Es gibt also einen Moment, wo Christus das Königreich aufrichtet und es gibt einen Moment, da er das Königreich Seinem Gott und Vater übergeben wird. Die ganze Zeit dauert das Königreich, mit verschiedenen Perioden, Gerichten und Handlungen. Es ist nicht so, dass alles auf einmal perfekt ist, aber es wird auf ein klares Ziel hingearbeitet, das Paulus mit den Worten «damit Gott alles in allen sei» beschriebt.

Das traditionelle «1000-jährige Königreich» wird oft als mangelhaft beschrieben, weil es am Abschluss dieser Zeit noch einmal heftig zu und hergeht (Offb 20,7-9). Bedenken wir aber, dass bereits Jesaja von neuen Himmeln und einer neuen Erde spricht, dann wäre es vermessen, die Erwartung von Israel auf eine «unvollkommene Zeit» (Offenbarung 20) zu begrenzen, wie es manchmal geschieht. Vielmehr ist es so, dass auch die Hebräer ein unerschütterliches Königreich vor Augen hatten.

«Darum sollten wir, weil wir ein unerschütterliches Königreich erhalten, die Dankbarkeit haben, durch die wir Gott in wohlgefälliger Weise Gottesdienst darbringen, mit Ehrfurcht und Zagen.»
Heb 12,28

Zusammenfassung

Das sogenannte «tausendjährige Reich» ist ein Mythos. Es wird nirgendwo in der Schrift erwähnt. Besser ist es schon, wenn wir von dem Reich reden, das bereits die Propheten von Israel vorausgesehen hatten. Die Aufrichtung und Vollendung dieses Reiches (und noch viel mehr) lesen wir im Neuen Testament. Wenn viele das 1000-jährige Reich nur auf Offenbarung 20 projizieren, wird dort trotzdem von keinem solchen Reich gesprochen. Vielmehr war das Reich bereits aufgerichtet und gibt es innerhalb dieses Reiches mehrere Hinweise auf Dinge, die «tausend Jahre dauern». Das Reich wird die Perioden von tausend Jahren überdauern.

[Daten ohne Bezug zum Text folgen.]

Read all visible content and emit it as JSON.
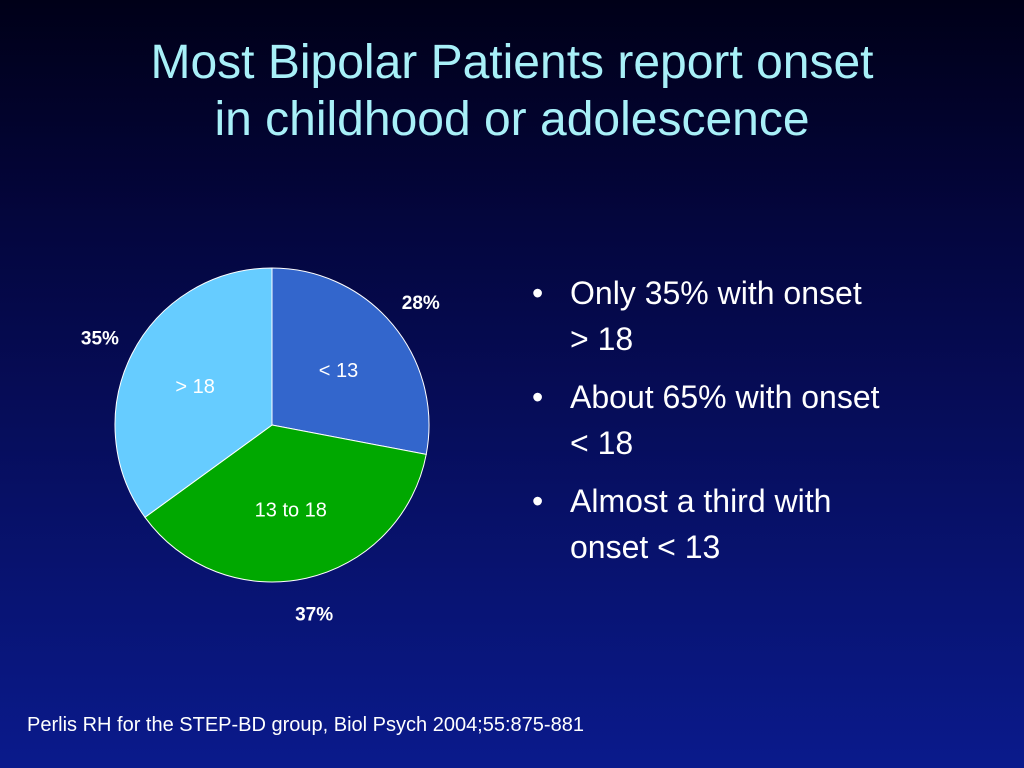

Dies sollten wir festhalten: Gott hat ein unerschütterliches Königreich vor Augen, und am Ende der Zeiten wird Christus dieses unerschütterliche und das dann vollendete Königreich seinem Gott und Vater übergeben (1Kor 15,24). Dieser Gott wird, – Friede machend durch das Blut des Kreuzes –, alles mit sich selbst aussöhnen (1Kor 15,28; Kol 1,20).

Vertiefung

«Das tausendjährige Reich ist auch nicht mehr, was es mal war.» Ich entdeckte, dass ich ein paar Folgerungen machte, die nicht hilfreich sind. Ich werde mich noch weiter mit diesem Weitblick auseinandersetzen und prüfen, ob sich das auch an anderen Orten zurückfinden lässt. So kann man Schritt für Schritt den eigenen Horizont dankbar erweitern. Glaube, Verständnis und Ausblick sind nicht statisch. Wir dürfen ständig dazulernen. Ich danke meinem Gott durch Jesus Christus (vgl. Röm 1,8 u.a.).